Receiver sensitivity depends strongly on modulation rate and format.
It is common engineering practice to describe OSNR with respect to broadband ASE noise in a fixed measurement bandwidth, typically 0.1 nm. In this case, the required signal to noise ratio should be roughly proportional to the bit rate.
If you reference broadband optical noise to the signal bit rate or receiver electrical bandwidth, then you are less dependent on bit rate, but still sensitive to modulation format (e.g. NRZ IMDD, RZ IMDD, DPSK, coherent BPSK).
i have a graph of osnr with a variable amplifier spacing.i just want to know the required osnr in receiver so i can recommend on the value of amplifier spacing.
if u have a table of osnr depending on modulation format, please give me.
I don't have hard values for the minimum OSNR of current 2.5 G products. Results will be sensitive to eye opening, transmitter extinction and signal powers (i.e. how strong the optical noise is compared with electrical noise in the receiver).

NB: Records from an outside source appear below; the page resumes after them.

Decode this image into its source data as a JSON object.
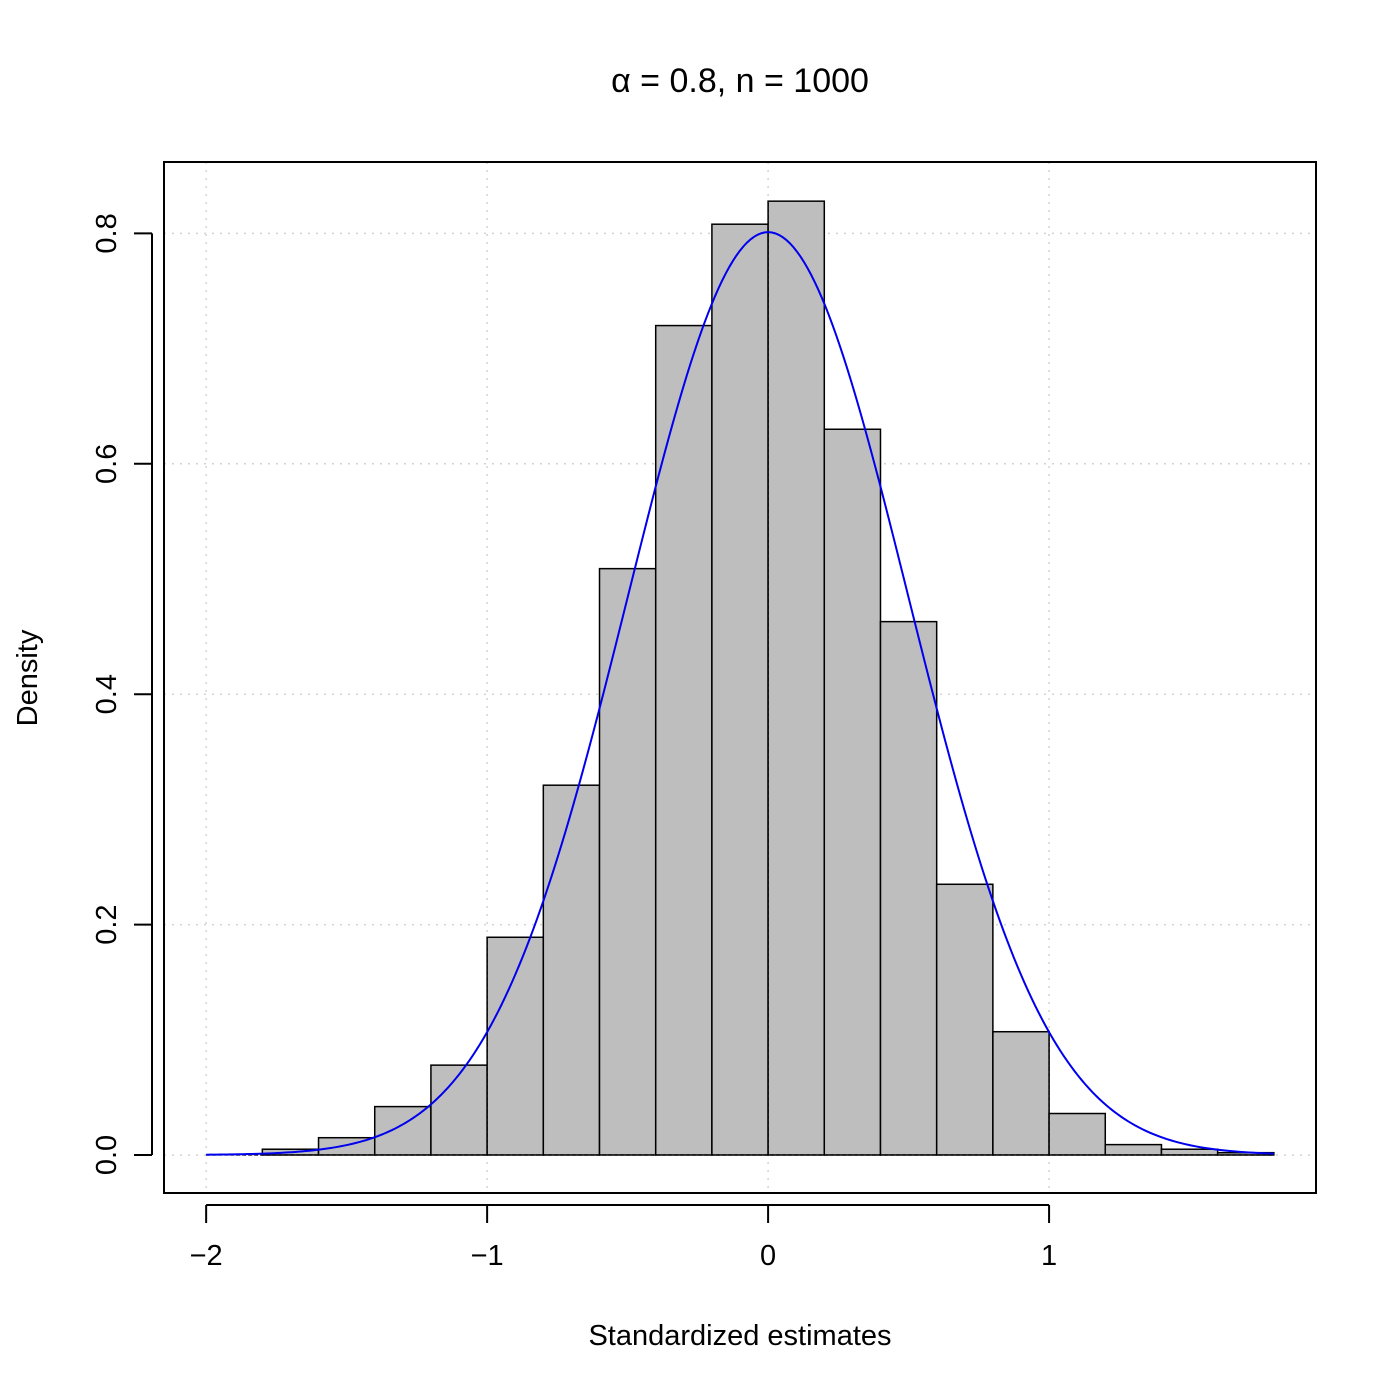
{
  "chart_data": {
    "type": "bar",
    "subtype": "histogram-with-density-curve",
    "title": "α = 0.8, n = 1000",
    "xlabel": "Standardized estimates",
    "ylabel": "Density",
    "xlim": [
      -2.15,
      1.95
    ],
    "ylim": [
      -0.033,
      0.862
    ],
    "xticks": [
      -2,
      -1,
      0,
      1
    ],
    "xtick_labels": [
      "−2",
      "−1",
      "0",
      "1"
    ],
    "yticks": [
      0.0,
      0.2,
      0.4,
      0.6,
      0.8
    ],
    "ytick_labels": [
      "0.0",
      "0.2",
      "0.4",
      "0.6",
      "0.8"
    ],
    "grid": true,
    "bins": [
      {
        "x0": -2.0,
        "x1": -1.8,
        "value": 0.0
      },
      {
        "x0": -1.8,
        "x1": -1.6,
        "value": 0.005
      },
      {
        "x0": -1.6,
        "x1": -1.4,
        "value": 0.015
      },
      {
        "x0": -1.4,
        "x1": -1.2,
        "value": 0.042
      },
      {
        "x0": -1.2,
        "x1": -1.0,
        "value": 0.078
      },
      {
        "x0": -1.0,
        "x1": -0.8,
        "value": 0.189
      },
      {
        "x0": -0.8,
        "x1": -0.6,
        "value": 0.321
      },
      {
        "x0": -0.6,
        "x1": -0.4,
        "value": 0.509
      },
      {
        "x0": -0.4,
        "x1": -0.2,
        "value": 0.72
      },
      {
        "x0": -0.2,
        "x1": 0.0,
        "value": 0.808
      },
      {
        "x0": 0.0,
        "x1": 0.2,
        "value": 0.828
      },
      {
        "x0": 0.2,
        "x1": 0.4,
        "value": 0.63
      },
      {
        "x0": 0.4,
        "x1": 0.6,
        "value": 0.463
      },
      {
        "x0": 0.6,
        "x1": 0.8,
        "value": 0.235
      },
      {
        "x0": 0.8,
        "x1": 1.0,
        "value": 0.107
      },
      {
        "x0": 1.0,
        "x1": 1.2,
        "value": 0.036
      },
      {
        "x0": 1.2,
        "x1": 1.4,
        "value": 0.009
      },
      {
        "x0": 1.4,
        "x1": 1.6,
        "value": 0.005
      },
      {
        "x0": 1.6,
        "x1": 1.8,
        "value": 0.002
      }
    ],
    "density_curve": {
      "mean": 0.0,
      "sd": 0.498,
      "range": [
        -2.0,
        1.8
      ],
      "color": "#0000ee"
    },
    "reference_lines": [
      -1,
      0,
      1
    ],
    "colors": {
      "bar_fill": "#bebebe",
      "bar_stroke": "#000000",
      "grid": "#d3d3d3"
    }
  }
}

Leibrich et. al. publish simulated and measured BER vs OSNR for various modulation schemes at 40Gbit/s. They required 26 dB (0.1 nm) OSNR for 10-9 BER with NRZ on-off keying. At 2.5 Gb/s, 16 times slower, the equivalent OSNR would be 12 dB lower, i.e. 14 dB required OSNR. Leibrich's simulations did not include electrical noise in the receiver, accounting for some of the discrepancy between measurement and simulation. Their ratio of optical to electrical bandwidth is smaller than in your case, so this probably under-estimates the ASE-ASE beat noise penalty by 0.5 to 1 dB.
Prof. Z. Ghassemlooy quotes 13 dB OSNR for 10-13 BER in his Optical Amplifier lecture notes (slide 23), but does not state whether this is measured or theoretical.
A value between 12 dB and 16 dB seems reasonable, possibly somewhat higher for a directly modulated DFB laser and APD detector, which generally won't perform as well as a well-designed externally modulated laser with EDFA pre-amp and PIN-FET detector.